Les monnaies numériques à l'épreuve de la séparation

Chaque personne qui se marie en FRANCE est soumise à un corps de règles applicables à son patrimoine.

A ce jour, le patrimoine d’un couple ou d’époux peut être composé de biens immobiliers ou mobiliers.

Traditionnellement, les biens mobiliers pouvaient comprendre notamment les œuvres d’art, les bijoux mais aussi le patrimoine financier d’une personne.

Au fil de sa jurisprudence, le magistrat s’est retrouvé à devoir intégrer bon nombre d’éléments dans le patrimoine financier comme les comptes bancaires, le plan épargne logement (PEL), le Livret A ou encore le plan épargne retraite (PER).
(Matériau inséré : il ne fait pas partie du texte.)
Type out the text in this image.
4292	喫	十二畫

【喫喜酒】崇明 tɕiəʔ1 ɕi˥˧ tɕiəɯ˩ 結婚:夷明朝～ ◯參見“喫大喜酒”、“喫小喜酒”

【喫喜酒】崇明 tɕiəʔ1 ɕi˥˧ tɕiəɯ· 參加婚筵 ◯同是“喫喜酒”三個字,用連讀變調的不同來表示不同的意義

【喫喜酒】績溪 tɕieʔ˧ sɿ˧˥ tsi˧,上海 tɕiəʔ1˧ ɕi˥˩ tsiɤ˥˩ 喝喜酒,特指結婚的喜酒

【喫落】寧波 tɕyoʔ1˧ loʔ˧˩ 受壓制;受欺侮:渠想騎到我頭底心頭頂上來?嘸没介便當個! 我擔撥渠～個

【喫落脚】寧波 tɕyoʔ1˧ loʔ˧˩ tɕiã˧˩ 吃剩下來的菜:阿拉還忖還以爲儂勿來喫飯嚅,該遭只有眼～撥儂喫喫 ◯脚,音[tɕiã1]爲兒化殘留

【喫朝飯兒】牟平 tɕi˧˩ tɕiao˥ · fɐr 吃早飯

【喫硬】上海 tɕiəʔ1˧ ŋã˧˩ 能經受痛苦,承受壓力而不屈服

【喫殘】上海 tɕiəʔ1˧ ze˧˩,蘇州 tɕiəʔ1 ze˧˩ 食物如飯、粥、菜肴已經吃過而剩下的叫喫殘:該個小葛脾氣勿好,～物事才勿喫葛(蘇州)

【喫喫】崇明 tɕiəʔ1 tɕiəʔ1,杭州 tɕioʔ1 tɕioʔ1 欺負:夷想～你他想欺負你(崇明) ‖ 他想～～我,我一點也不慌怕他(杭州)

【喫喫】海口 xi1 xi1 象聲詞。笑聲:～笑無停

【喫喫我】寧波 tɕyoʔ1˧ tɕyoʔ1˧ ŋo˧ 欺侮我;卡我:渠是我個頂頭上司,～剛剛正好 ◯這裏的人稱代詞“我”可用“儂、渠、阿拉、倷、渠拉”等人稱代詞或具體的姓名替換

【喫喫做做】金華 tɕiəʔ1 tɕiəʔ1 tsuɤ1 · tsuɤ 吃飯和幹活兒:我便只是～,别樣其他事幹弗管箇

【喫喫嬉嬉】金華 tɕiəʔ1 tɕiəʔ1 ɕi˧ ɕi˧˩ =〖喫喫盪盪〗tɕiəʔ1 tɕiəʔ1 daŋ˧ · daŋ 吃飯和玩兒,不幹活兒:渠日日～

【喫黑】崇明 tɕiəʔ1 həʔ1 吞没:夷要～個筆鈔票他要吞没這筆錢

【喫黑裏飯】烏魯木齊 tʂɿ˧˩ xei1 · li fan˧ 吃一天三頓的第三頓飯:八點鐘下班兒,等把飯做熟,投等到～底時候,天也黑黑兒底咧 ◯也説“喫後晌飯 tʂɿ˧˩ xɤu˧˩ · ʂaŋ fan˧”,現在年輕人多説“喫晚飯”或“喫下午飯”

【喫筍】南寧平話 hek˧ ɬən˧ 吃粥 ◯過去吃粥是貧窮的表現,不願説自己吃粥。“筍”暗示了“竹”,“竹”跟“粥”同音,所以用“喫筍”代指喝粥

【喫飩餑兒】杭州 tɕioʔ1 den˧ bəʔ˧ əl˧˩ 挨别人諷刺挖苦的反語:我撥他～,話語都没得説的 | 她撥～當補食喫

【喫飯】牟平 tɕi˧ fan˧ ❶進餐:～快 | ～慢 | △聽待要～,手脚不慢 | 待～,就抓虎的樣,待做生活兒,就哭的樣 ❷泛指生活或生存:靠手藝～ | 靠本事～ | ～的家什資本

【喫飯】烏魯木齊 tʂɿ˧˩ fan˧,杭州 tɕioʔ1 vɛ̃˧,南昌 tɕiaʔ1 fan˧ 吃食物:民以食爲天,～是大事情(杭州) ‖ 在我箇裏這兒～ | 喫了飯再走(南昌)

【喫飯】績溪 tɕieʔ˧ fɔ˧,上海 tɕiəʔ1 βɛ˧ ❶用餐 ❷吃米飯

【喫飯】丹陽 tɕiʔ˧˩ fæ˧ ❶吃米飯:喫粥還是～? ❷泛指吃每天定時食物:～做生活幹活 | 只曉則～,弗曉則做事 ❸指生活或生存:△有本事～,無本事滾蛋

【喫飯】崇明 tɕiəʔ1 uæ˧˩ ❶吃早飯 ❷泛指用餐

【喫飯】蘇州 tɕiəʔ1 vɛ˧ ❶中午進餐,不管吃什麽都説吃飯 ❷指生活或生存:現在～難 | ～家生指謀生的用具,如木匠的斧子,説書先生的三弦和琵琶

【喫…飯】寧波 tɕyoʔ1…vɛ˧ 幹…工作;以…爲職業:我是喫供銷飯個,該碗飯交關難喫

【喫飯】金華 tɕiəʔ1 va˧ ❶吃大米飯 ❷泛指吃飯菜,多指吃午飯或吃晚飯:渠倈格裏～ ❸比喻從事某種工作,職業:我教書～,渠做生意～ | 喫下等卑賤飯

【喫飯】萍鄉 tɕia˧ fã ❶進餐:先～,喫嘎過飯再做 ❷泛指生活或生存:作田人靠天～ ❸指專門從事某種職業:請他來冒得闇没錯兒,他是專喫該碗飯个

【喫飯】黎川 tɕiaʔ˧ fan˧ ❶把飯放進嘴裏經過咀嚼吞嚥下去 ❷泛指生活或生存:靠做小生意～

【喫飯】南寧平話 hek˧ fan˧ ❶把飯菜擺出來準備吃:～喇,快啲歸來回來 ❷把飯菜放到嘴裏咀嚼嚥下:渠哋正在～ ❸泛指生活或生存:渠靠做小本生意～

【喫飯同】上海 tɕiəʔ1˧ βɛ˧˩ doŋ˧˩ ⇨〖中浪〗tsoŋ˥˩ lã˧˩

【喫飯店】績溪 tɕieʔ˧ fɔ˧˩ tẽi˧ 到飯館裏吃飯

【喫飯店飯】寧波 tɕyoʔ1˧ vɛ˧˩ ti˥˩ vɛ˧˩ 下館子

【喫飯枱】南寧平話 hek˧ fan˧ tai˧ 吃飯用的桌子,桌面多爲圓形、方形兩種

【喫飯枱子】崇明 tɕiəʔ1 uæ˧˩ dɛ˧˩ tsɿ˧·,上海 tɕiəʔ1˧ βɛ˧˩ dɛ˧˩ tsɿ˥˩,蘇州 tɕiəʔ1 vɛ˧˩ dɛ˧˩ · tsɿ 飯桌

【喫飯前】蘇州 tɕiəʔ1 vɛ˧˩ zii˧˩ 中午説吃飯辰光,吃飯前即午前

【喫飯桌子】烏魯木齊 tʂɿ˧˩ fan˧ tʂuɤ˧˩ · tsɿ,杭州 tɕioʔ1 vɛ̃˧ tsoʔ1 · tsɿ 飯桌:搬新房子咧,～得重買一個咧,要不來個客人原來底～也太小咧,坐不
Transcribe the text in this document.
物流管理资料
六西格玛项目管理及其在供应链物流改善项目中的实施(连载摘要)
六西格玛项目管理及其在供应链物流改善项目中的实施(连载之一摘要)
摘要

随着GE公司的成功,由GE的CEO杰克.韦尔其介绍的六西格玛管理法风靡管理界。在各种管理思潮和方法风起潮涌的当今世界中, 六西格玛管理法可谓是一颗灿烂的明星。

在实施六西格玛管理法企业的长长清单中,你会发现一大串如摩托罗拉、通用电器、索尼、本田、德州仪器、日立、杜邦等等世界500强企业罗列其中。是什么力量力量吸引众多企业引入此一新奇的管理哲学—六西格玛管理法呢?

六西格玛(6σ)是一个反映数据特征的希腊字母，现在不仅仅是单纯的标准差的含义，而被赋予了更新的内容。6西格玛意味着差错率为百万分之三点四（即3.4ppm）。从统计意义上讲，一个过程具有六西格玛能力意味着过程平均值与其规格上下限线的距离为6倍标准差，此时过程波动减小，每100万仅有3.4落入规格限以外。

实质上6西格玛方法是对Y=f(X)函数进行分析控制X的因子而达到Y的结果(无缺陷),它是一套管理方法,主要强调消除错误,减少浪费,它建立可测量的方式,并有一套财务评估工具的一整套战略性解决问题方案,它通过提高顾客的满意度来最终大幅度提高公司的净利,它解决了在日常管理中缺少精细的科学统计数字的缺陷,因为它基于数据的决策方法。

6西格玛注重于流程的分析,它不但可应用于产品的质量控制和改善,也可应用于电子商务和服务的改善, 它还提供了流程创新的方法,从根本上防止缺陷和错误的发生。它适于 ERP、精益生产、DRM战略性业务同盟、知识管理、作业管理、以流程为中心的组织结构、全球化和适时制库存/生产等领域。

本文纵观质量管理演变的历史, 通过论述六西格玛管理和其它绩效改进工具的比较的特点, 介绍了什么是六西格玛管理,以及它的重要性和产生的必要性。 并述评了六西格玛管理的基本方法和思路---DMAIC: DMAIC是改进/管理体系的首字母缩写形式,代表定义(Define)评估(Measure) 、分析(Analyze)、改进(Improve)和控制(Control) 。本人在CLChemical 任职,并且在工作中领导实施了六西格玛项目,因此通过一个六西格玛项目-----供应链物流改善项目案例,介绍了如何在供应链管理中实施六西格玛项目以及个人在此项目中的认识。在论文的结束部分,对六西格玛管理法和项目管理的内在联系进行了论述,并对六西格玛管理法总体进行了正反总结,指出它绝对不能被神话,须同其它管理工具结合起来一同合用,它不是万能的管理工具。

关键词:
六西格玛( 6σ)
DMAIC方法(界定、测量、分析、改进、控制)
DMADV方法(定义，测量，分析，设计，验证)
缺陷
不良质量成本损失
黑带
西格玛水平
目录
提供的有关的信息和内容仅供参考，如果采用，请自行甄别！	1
Au cours des dernières années, des nouveaux éléments tels que les actifs numériques ont été intégrés, de manière digitalisée, au sein même de la société.

Ces derniers se sont donc infiltrés dans le patrimoine de fins connaisseurs financiers et technologiques, obligeant le Juge aux Affaires Familiales, tout comme le législateur, à s’y pencher dessus.  

En effet, dans le cadre d’un divorce, ces éléments doivent être intégrés dans le patrimoine d’un époux.

Un nouvel article a été intégré dans le Code monétaire et financier afin de qualifier juridiquement ces éléments, ou au regard de leur diversité et de leur récente émergence, d’en permettre au moins leur intégration dans des catégories par assimilation (bien immobilier/ mobilier etc…).

L’article L54-10-1 dudit Code distingue ainsi les jetons (ex : NFT) de la cryptomonnaie.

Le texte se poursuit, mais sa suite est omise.